The 19th-century Prussian writer, philosopher, and social scientist Friedrich Engels had strong links with Manchester. As a young man, in 1842, he was sent to the English city to work in a mill owned by his family. He would spend the best part of the next 30 years in the region, and the city would play a key role in his development as an innovative socialist and economic thinker.
It was in Manchester that Engels met his long-time romantic partner Mary Burns. Guided by Mary, he came to fully experience industrial working conditions and the plight of the poorest in society. Manchester subsequently served as the inspiration for researching his first book, The Condition of the Working Class in England.
Engels’s writings and studies continued while he lived in the city and carried on working for the family firm. He reportedly enjoyed going out drinking in Manchester and would also invite Karl Marx up from London so that they could collaborate together in Chetham’s Library. In 1848, Engels and Marx co-authored The Communist Manifesto.
Despite Engels’ prominence in the city’s history, however, Manchester didn’t have a monument dedicated to its adopted son until recently. The artist Phil Collins remedied the situation in the summer of 2017, but not by sculpting a fresh piece of artwork. Instead, he went East and brought home an unwanted souvenir reckoned to have been crafted in the 1970s.
As a socialist icon, many statues of Engels were erected across the Soviet Union and the Eastern Bloc states. Following the end of the Cold War, however, these statues were pulled down and destroyed or discarded.

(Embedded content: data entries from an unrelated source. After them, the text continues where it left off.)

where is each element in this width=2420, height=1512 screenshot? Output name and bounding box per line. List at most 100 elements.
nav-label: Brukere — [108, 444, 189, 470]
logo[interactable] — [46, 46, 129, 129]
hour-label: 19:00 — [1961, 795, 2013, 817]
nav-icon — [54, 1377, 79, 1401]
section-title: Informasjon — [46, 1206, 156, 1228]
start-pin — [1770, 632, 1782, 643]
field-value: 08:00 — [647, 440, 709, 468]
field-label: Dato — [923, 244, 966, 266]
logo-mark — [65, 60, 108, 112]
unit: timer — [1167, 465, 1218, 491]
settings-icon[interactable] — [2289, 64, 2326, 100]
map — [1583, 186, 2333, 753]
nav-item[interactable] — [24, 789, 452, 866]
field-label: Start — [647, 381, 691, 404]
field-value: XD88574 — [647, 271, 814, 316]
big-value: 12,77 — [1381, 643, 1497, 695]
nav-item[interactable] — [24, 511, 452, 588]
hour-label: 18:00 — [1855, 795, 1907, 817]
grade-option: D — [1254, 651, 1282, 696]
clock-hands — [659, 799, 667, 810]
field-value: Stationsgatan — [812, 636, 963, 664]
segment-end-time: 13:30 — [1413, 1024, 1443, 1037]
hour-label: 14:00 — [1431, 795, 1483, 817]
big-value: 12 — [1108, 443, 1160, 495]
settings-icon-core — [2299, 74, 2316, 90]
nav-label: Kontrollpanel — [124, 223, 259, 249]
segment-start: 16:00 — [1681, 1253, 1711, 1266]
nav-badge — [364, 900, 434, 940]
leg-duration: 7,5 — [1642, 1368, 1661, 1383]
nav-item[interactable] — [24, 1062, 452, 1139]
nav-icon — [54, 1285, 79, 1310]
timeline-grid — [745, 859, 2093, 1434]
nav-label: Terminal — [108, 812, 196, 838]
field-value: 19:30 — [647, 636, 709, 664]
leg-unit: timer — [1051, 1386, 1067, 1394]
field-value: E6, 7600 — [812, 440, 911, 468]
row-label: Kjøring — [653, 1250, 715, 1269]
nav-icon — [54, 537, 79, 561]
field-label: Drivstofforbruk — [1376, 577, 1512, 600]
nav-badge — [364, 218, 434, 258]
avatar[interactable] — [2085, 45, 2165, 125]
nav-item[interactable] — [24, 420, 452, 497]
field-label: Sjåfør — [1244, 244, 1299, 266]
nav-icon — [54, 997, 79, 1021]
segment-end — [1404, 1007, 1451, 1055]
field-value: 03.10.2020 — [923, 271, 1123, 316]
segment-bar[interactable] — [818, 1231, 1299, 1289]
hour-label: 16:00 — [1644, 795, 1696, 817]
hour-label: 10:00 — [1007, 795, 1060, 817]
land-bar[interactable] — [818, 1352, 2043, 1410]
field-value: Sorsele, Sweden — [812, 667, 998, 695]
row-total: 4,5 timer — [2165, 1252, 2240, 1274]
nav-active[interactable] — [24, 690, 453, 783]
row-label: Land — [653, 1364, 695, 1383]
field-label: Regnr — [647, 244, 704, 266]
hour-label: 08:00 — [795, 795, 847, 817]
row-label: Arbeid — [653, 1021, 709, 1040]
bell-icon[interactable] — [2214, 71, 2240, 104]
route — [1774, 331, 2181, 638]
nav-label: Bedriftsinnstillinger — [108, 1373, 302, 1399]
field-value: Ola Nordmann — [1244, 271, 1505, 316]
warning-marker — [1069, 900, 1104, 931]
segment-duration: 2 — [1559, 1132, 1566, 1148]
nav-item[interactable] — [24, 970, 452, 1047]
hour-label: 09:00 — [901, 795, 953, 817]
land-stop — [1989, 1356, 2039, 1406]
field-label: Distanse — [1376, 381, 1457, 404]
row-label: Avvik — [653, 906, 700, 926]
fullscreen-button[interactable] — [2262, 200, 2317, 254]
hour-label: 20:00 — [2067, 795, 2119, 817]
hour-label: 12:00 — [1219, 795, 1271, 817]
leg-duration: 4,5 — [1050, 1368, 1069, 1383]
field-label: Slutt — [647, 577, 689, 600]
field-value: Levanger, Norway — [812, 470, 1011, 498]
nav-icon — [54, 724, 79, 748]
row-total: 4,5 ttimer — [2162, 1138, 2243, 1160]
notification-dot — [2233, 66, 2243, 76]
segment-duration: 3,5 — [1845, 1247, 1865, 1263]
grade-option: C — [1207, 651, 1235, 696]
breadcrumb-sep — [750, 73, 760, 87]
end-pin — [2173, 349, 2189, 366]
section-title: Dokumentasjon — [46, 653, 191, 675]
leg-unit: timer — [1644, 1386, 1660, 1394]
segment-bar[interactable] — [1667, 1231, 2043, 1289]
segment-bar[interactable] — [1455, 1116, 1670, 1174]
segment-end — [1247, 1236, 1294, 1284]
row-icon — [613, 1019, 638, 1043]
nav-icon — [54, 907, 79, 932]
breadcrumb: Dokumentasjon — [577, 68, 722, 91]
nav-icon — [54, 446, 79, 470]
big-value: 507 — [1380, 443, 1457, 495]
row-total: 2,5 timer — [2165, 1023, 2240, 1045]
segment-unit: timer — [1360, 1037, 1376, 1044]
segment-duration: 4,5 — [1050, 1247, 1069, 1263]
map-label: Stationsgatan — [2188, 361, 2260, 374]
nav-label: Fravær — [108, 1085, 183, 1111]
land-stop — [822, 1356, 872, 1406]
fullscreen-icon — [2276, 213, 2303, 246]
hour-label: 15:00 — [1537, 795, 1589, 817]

Collins found this particular likeness of the socialist thinker dumped in an agricultural compound in a small village of Poltava in Ukraine (a country which outlawed signs and symbols from the Communist era in 2015). It was cut in half at the waist, covered in raffia bags and bore traces of blue and yellow paint, the Ukrainian national colors. (These colors are still visible on the restored statue.)
Determined to bring Engels back to his long-time home, Collins turned the long journey back to England into an artistic project as part of the Manchester International Festival. After a passage through Europe with stops at key locations in Engels’s life, the statue now has a permanent place in Manchester city center.
Standing tall in a public square outside a relatively new performing arts center, the striking Soviet statue brings a touch of personality to an area of modern development, and serves as another monument representing Manchester’s radical heritage.